Metcalfe believed he had earned Thacker's undying enmity within days of his joining PARC by identifying a memory fault in MAXC long after Thacker had declared the machine finished. This was the incident of the so-called "Munger." Metcalfe's inaugural assignment was to connect MAXC to the ARPANET. This should not have been a hard job for someone of his experience. But for some reason MAXC was giving him a hell of a time. Every time he tried to launch the connection, the damn machine crashed. He checked and rechecked his work until he finally became convinced that the problem was MAXC itself. The machine, he decided, was s
uffering from a memory bug.
As MAXC's principal designer, Thacker would not hear of it. Not with the fail-safe system of error correction and memory diagnostics he had implemented. Summoned down to the basement room where MAXC hummed away under the powerful draft of high-capacity air conditioning, he conducted his own tests for the newcomer from Harvard and MIT. As far as he could tell, everything ran flawlessly.
"The machine is reliable," he declared.
"So Chuck left," Metcalfe said. "He insisted MAXC was absolutely fine and chalked up the problems to me, a guy he didn't think much of in the first place."

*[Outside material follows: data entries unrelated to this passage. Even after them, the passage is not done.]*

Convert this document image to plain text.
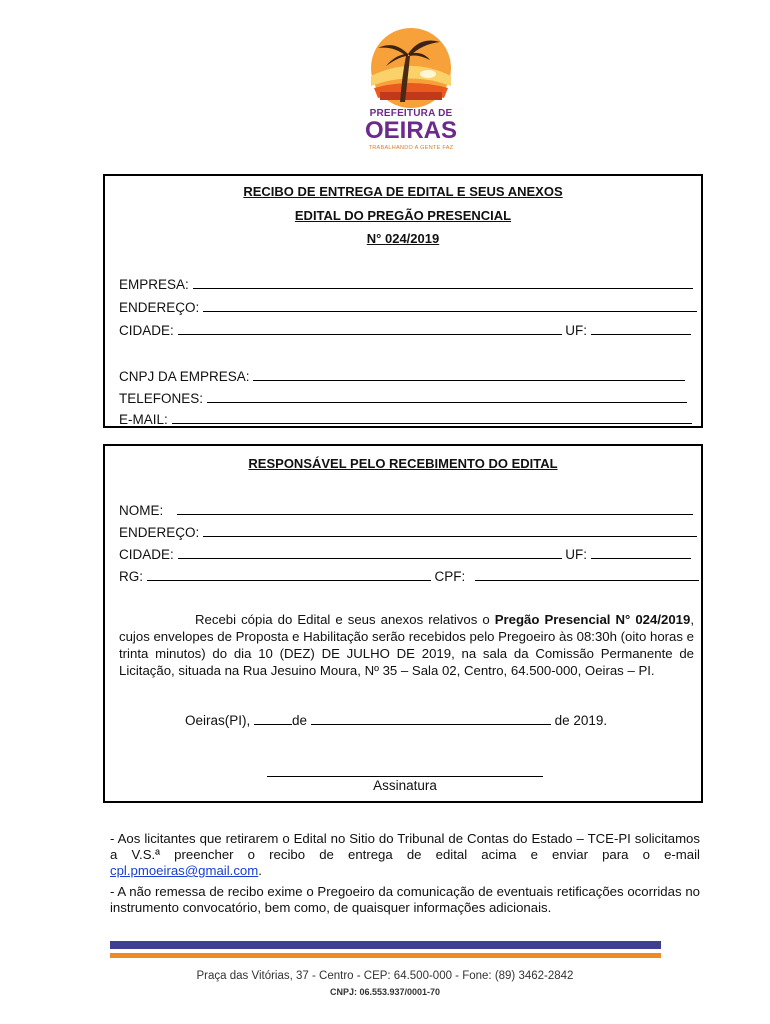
PREFEITURA DE
OEIRAS
TRABALHANDO A GENTE FAZ
RECIBO DE ENTREGA DE EDITAL E SEUS ANEXOS
EDITAL DO PREGÃO PRESENCIAL
N° 024/2019
EMPRESA:
ENDEREÇO:
CIDADE:	UF:
CNPJ DA EMPRESA:
TELEFONES:
E-MAIL:
RESPONSÁVEL PELO RECEBIMENTO DO EDITAL
NOME:
ENDEREÇO:
CIDADE:	UF:
RG:	CPF:
Recebi cópia do Edital e seus anexos relativos o Pregão Presencial N° 024/2019, cujos envelopes de Proposta e Habilitação serão recebidos pelo Pregoeiro às 08:30h (oito horas e trinta minutos) do dia 10 (DEZ) DE JULHO DE 2019, na sala da Comissão Permanente de Licitação, situada na Rua Jesuino Moura, Nº 35 – Sala 02, Centro, 64.500-000, Oeiras – PI.
Oeiras(PI),	de	de 2019.
Assinatura
- Aos licitantes que retirarem o Edital no Sitio do Tribunal de Contas do Estado – TCE-PI solicitamos a V.S.ª preencher o recibo de entrega de edital acima e enviar para o e-mail cpl.pmoeiras@gmail.com.
- A não remessa de recibo exime o Pregoeiro da comunicação de eventuais retificações ocorridas no instrumento convocatório, bem como, de quaisquer informações adicionais.
Praça das Vitórias, 37 - Centro - CEP: 64.500-000 - Fone: (89) 3462-2842
CNPJ: 06.553.937/0001-70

Therefore Metcalfe devised his own test. Calling it "Munger" was his way of enjoying a private joke at Thacker's expense. The word derived from "mung," MIT hacker slang that meant "Mash Until No Good" and signified the making of large, permanent, and (generally) malicious changes to a computer file. Metcalfe's non-destructive Munger simply fed a random stream of bits into MAXCs memory and read them out again. If the sequence mutated along the way by so much as a single bit, the program would clang a bell on a teletype nearby and log the discrepancy. Metcalfe fired Munger up and waited to see what would happen. He did not have to wait long. Literally within seconds the teletype went off like a fire alarm.